Christmas. It’s a magical time full of wonderous family memories, where everyone behaves beautifully and loves the presents you have spent months carefully hand picking.
OK, so that might be the intention of parents up and down the land. It’s certainly the image that is drummed into us by the media in every orifice since September.
It’s what you want to desperately tell your friends and work colleagues happened. How it was the best Christmas ever and your kids were amazing.
Maybe there were fleeting glimpses of wonder, when your kids discovered their stockings or played with their extended family.
But what about all the difficult moments. When they have a meltdown when you take the chocolates away, or they’re overtired from staying up late too many nights in a row. When you’ve trying to keep the right behaviour going but there a whole load of distractions ready to derail it.
Maybe you can look past those times and focus on the positives.

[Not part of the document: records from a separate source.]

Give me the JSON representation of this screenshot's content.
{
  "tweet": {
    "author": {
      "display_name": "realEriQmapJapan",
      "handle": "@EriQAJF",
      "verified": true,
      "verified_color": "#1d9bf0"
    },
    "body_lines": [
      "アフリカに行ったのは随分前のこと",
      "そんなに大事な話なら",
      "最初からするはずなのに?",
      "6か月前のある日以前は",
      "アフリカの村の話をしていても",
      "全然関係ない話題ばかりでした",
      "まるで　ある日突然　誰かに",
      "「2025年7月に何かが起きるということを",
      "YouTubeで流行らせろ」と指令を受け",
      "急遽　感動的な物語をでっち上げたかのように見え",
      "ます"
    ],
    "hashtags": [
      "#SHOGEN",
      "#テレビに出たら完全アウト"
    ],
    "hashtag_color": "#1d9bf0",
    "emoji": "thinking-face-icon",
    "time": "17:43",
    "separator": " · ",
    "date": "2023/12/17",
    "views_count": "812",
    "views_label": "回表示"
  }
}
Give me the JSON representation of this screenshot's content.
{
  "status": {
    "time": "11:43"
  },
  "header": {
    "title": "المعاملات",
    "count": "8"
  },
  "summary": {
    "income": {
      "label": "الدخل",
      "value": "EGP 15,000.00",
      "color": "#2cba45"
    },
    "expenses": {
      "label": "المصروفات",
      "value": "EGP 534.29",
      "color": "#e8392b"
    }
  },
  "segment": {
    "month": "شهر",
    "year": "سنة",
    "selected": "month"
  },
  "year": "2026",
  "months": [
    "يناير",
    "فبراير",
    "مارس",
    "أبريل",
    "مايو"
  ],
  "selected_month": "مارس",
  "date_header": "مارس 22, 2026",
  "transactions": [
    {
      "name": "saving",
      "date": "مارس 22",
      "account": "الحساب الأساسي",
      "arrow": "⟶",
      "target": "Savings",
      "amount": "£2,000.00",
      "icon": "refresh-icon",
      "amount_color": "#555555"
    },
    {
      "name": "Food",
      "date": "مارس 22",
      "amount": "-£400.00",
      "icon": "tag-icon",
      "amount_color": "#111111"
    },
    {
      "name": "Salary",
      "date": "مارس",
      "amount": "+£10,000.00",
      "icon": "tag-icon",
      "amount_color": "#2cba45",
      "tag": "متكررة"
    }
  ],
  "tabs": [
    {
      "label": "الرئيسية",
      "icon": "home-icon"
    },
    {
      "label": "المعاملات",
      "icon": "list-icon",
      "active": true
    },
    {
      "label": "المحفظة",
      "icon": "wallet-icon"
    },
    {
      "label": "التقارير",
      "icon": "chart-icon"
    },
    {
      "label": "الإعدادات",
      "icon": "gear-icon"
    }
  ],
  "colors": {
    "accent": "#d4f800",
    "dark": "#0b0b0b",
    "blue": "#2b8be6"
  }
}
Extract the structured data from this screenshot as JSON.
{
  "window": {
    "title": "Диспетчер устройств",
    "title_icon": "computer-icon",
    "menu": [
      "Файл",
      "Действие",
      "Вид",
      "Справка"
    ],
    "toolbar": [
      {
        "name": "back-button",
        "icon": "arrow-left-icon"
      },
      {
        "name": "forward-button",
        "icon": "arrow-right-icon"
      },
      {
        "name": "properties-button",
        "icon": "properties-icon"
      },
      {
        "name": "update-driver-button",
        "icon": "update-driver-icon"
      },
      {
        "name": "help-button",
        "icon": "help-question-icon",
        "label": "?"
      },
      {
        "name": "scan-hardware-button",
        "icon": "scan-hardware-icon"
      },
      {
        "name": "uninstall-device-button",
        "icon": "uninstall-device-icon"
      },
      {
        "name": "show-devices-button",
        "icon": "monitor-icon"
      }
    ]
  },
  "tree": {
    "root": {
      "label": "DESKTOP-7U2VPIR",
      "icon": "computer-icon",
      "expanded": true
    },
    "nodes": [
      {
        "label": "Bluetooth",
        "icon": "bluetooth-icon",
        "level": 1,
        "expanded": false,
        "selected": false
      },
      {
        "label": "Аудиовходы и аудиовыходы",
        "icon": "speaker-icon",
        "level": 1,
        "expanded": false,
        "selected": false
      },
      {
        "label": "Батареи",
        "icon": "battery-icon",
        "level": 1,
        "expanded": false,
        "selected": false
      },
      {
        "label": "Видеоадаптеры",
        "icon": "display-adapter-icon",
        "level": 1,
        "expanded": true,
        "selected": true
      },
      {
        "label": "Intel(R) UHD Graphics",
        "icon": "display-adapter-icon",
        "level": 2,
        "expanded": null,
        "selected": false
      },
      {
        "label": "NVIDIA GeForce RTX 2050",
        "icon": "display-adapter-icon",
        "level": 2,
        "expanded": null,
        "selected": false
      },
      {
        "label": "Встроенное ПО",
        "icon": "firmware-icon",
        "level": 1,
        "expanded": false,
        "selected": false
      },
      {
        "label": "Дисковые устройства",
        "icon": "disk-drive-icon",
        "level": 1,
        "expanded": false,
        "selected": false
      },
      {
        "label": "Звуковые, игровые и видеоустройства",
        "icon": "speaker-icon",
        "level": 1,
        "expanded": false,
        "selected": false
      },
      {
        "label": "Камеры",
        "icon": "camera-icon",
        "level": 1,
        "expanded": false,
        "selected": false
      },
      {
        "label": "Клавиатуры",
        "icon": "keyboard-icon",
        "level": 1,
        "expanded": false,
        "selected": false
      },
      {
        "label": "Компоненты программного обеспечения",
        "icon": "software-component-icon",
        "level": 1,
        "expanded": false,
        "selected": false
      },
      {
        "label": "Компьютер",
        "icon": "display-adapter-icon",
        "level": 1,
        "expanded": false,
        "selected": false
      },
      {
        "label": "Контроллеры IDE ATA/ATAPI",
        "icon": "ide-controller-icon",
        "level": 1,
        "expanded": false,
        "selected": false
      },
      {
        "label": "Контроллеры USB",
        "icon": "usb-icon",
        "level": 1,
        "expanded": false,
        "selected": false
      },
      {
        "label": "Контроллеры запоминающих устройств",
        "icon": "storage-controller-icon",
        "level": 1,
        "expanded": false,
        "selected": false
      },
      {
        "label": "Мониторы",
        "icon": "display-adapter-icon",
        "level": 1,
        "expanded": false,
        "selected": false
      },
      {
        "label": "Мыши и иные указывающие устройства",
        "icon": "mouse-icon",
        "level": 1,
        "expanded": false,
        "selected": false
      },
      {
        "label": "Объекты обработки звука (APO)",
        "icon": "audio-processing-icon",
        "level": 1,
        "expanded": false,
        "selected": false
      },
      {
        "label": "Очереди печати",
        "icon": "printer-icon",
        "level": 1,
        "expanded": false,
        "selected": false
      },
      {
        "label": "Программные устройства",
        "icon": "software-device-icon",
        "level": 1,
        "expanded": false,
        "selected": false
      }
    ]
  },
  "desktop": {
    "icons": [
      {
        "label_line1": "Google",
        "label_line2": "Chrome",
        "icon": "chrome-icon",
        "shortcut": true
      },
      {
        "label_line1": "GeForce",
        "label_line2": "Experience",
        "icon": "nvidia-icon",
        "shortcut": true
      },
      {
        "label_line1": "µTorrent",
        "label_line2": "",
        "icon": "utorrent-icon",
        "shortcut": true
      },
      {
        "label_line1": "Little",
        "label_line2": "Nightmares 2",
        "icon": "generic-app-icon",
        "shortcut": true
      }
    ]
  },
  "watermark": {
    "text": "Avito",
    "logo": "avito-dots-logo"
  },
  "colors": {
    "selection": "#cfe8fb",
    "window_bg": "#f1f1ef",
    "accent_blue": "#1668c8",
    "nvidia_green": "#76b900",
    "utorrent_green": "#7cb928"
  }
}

But maybe, in typical mum guilt fashion, when the kids are finally asleep at ridiculous o’clock, the bad moments take over your brain.
What do you say when someone asks ‘how was your Christmas ‘? Do you give them the whole ugly truth, about hiding in the kitchen with the gin or staying awake re-running everything you wishe you’d handled differently.
Or do you say, yes, it was brilliant. Because you know that you should be super grateful for having children, and family, and gin. Because you don’t want to admit that you find it hard work. That the build up is stressful, and even less sleep than usual takes it’s toll. That you can’t wait to get back to work for a hot coffee and no-one climbing on you.
Because you want to be strong super mum, juggling family, work, fitness and a side hustle.
But do you know what? There’s probably someone else out there, thinking exactly the same. Someone who’s kid spilled their drink over the whole dining table, or left their new slime out of the pot on the antque table. They probably want to offload, after putting a brave face on it for days in front of their relatives.